Usually, every summer I assign myself a reading project. In past summers I have read Frank Herbert’s Dune series, the entire Harry Potter series (did this twice, during both summers of books 5 and 6; no promises that I’ll do it again this June), and Terry Brooks’ Shannara trilogies (pre-Jerle Shannara trilogy). These are some examples of “massive” summer reading. I loved it. In addition to these, I usually try to assign myself one classic. I have read (in unabridged form, of course) The Three Musketeers, Bram Stoker’s Dracula, a few pieces of Shakespeare, and the original novel of The Phantom of the Opera, among others.

In the non-fiction realm I have not really done much in the way of reading projects until recently. When I have done so, I have tended to focus on particular topics rather than book sets. Some examples of projects I’ve done in the past (alongside fiction projects) include:

  • Spiritual gifts (as in the charismatic kind)
  • The Baptist Faith and Message (an item by item study)
  • Pneumatology (as in Spirit-baptism and Spirit-led living)
  • Eschatology (end-times theology a la Left-Behind type theology, also known as dispensationalism)

As I entered seminary, these topics became much more focused and mature.
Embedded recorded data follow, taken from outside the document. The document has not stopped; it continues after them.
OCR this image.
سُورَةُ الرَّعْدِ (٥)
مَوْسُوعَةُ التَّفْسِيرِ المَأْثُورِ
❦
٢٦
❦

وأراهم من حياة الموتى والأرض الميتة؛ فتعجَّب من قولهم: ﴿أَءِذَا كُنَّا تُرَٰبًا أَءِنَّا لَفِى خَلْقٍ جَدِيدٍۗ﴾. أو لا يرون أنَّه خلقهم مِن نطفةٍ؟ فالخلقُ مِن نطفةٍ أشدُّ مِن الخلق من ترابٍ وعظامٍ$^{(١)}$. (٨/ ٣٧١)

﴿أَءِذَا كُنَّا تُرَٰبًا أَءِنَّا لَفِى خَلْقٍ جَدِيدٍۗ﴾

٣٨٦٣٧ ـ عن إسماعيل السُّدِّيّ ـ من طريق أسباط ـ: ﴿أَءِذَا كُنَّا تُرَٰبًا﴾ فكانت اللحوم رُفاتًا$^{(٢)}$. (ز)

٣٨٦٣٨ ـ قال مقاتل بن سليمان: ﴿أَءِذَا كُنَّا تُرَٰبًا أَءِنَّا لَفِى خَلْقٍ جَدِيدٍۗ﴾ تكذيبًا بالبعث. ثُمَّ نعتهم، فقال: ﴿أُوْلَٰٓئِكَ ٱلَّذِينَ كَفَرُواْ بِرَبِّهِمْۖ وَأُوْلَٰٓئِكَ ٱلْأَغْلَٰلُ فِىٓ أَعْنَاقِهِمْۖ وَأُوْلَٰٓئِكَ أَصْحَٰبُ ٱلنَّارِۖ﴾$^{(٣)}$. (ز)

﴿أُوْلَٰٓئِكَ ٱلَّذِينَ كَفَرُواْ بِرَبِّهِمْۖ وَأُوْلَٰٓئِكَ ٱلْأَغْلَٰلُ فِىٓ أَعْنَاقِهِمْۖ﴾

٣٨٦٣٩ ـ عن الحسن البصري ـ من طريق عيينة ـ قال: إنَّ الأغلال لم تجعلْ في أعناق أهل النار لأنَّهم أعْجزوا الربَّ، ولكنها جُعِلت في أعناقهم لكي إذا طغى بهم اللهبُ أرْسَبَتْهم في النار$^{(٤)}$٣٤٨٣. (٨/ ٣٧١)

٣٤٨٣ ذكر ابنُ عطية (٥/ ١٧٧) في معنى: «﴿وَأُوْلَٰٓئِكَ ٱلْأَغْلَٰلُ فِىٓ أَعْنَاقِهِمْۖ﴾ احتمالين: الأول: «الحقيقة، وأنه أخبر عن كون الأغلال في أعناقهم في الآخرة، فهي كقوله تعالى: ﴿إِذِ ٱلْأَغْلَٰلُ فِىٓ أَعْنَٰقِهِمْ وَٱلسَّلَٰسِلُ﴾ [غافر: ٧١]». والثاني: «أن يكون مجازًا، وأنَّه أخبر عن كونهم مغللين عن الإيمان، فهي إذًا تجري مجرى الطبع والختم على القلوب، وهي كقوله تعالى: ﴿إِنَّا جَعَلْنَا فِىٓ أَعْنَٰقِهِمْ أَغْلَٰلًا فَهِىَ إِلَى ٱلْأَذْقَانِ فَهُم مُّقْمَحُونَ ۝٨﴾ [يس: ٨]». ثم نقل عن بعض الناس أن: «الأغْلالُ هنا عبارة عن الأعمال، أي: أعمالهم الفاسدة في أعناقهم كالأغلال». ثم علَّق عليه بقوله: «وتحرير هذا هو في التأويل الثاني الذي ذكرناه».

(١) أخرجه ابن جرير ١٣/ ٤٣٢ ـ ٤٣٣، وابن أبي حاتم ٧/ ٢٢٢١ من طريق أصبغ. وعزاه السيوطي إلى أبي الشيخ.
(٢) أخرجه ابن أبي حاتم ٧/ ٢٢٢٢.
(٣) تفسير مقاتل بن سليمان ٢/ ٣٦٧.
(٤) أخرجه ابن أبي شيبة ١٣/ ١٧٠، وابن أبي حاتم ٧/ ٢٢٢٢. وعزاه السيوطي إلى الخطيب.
It wasn’t until the later half of my seminary existence that I started to really focus on summer study topics. The past three summers I focused my summer reading almost exclusively to pastoral topics or serious theology. Last winter and spring I made a serious study of Calvinism, the fruit of which was the series on The Doctrines of Grace (see sidebar). That study carried over into last summer, as well. Near the beginning of last summer, I completed a study of marriage which I had undertaken that spring. That study resulted in a liturgy of marriage which has become, quite frankly, my mission statement in my marriage. I have recently done brief reading studies in ecclesiology and pastoral ministry.
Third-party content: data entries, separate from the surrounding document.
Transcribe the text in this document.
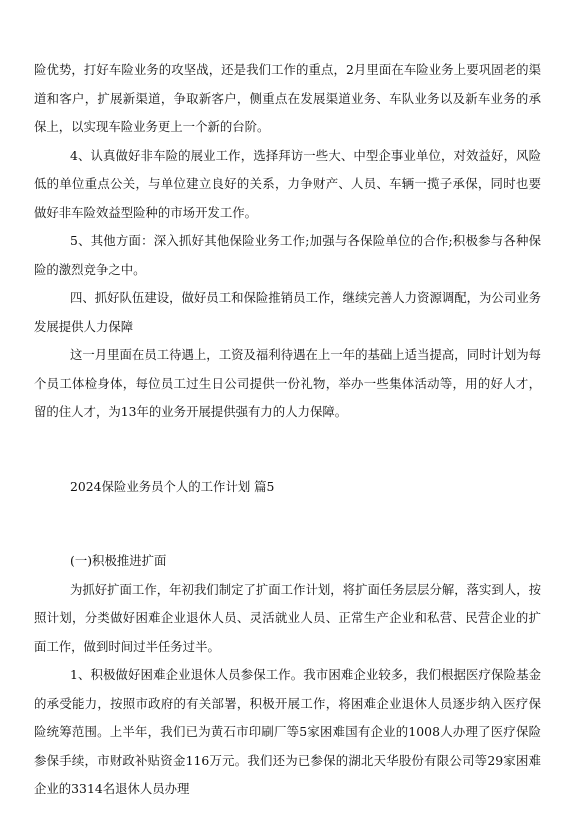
险优势，打好车险业务的攻坚战，还是我们工作的重点，2月里面在车险业务上要巩固老的渠道和客户，扩展新渠道，争取新客户，侧重点在发展渠道业务、车队业务以及新车业务的承保上，以实现车险业务更上一个新的台阶。

4、认真做好非车险的展业工作，选择拜访一些大、中型企事业单位，对效益好，风险低的单位重点公关，与单位建立良好的关系，力争财产、人员、车辆一揽子承保，同时也要做好非车险效益型险种的市场开发工作。

5、其他方面：深入抓好其他保险业务工作;加强与各保险单位的合作;积极参与各种保险的激烈竞争之中。

四、抓好队伍建设，做好员工和保险推销员工作，继续完善人力资源调配，为公司业务发展提供人力保障

这一月里面在员工待遇上，工资及福利待遇在上一年的基础上适当提高，同时计划为每个员工体检身体，每位员工过生日公司提供一份礼物，举办一些集体活动等，用的好人才，留的住人才，为13年的业务开展提供强有力的人力保障。

2024保险业务员个人的工作计划 篇5

(一)积极推进扩面

为抓好扩面工作，年初我们制定了扩面工作计划，将扩面任务层层分解，落实到人，按照计划，分类做好困难企业退休人员、灵活就业人员、正常生产企业和私营、民营企业的扩面工作，做到时间过半任务过半。

1、积极做好困难企业退休人员参保工作。我市困难企业较多，我们根据医疗保险基金的承受能力，按照市政府的有关部署，积极开展工作，将困难企业退休人员逐步纳入医疗保险统筹范围。上半年，我们已为黄石市印刷厂等5家困难国有企业的1008人办理了医疗保险参保手续，市财政补贴资金116万元。我们还为已参保的湖北天华股份有限公司等29家困难企业的3314名退休人员办理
Since I am no longer a student, I have become more interested in reading the books on my shelves because I want to, rather than for a grade. Some of you may recall that I stated I wanted to read through my library during this first year of marriage. Well, the year is nearly up and I’m nowhere near close to being finished. In fact, I’ve barely even started. So for this summer I am giving myself a project: Get started! I will, of course, throw various fiction books in there to give myself a change of pace. So with no further ado, here’s My Summer Reading List:

  • Let the Nations Be Glad! by John Piper (recently completed)
  • Armageddon’s Children by Terry Brooks (currently reading)
  • Chosen For Life by Sam Storms (also currently reading)
  • Desiring God by John Piper
  • Harry Potter and the Deathly Hallows by J. K. Rowling
  • Freedom of the Will by Jonathan Edwards
  • Don’t Waste Your Life by John Piper
  • Saint by Ted Dekker
  • The Count of Monte Cristo by Alexandre Dumas (this summer’s classic)

Of course, this list could get bigger as my interests shift or more interesting fiction makes itself available. But I felt this was a good starter list. I’m still reading J. L. Dagg’s Manual of Theology during breaks at work.

I’d like to invite readers to share what they’re planning on reading this summer. There’s no such thing as too many books!

Categories: Books & Book Reviews
  1. May 21, 2007 at 6:14 pm

    I’ll be reading the Deathly Hallows as well, of course.

    Plus, I’ll be spending the summer increasing my knowledge of the German language and brushing up on my Spanish. My ordination is coming up (Sunday, actually), so I’ll probably also continue my study of ecclesiology. A reread of Nigel Wright’s “Free Church, Free State” is at the top. Additionally, I’ll be reading Wainwright’s “Baptism, Eucharist, and Mission.”

  2. May 21, 2007 at 7:27 pm

    I’ve got a class. So, outside of that I have started reading a biography of Robert E. Lee, would like to read my copy of A. W. Pink’s biography, and finally — Hitchhikers Guide to the Galaxy.

    Just for kicks, I’ll probably start in on some Fall Semester reading. But only if I find I can have fun with it. If it becomes dull I have in the wings Calvin’s Theology by Karl Barth and The Sons of Caesar — a history of Rome’s first dynasty.

    Liberal doses of photography, photo magazines, and more photography will undoubtedly be on tap as well.

    And I want to see Spiderman 3 and Pirates of the Caribbean 3.

  3. May 21, 2007 at 10:45 pm

    I want to read the HP book but am not sure I can make time. Did I read that right that you have graduated? If so, let me know so I can update your listings at Said At Southern. We have all the feeds up on their own pages now.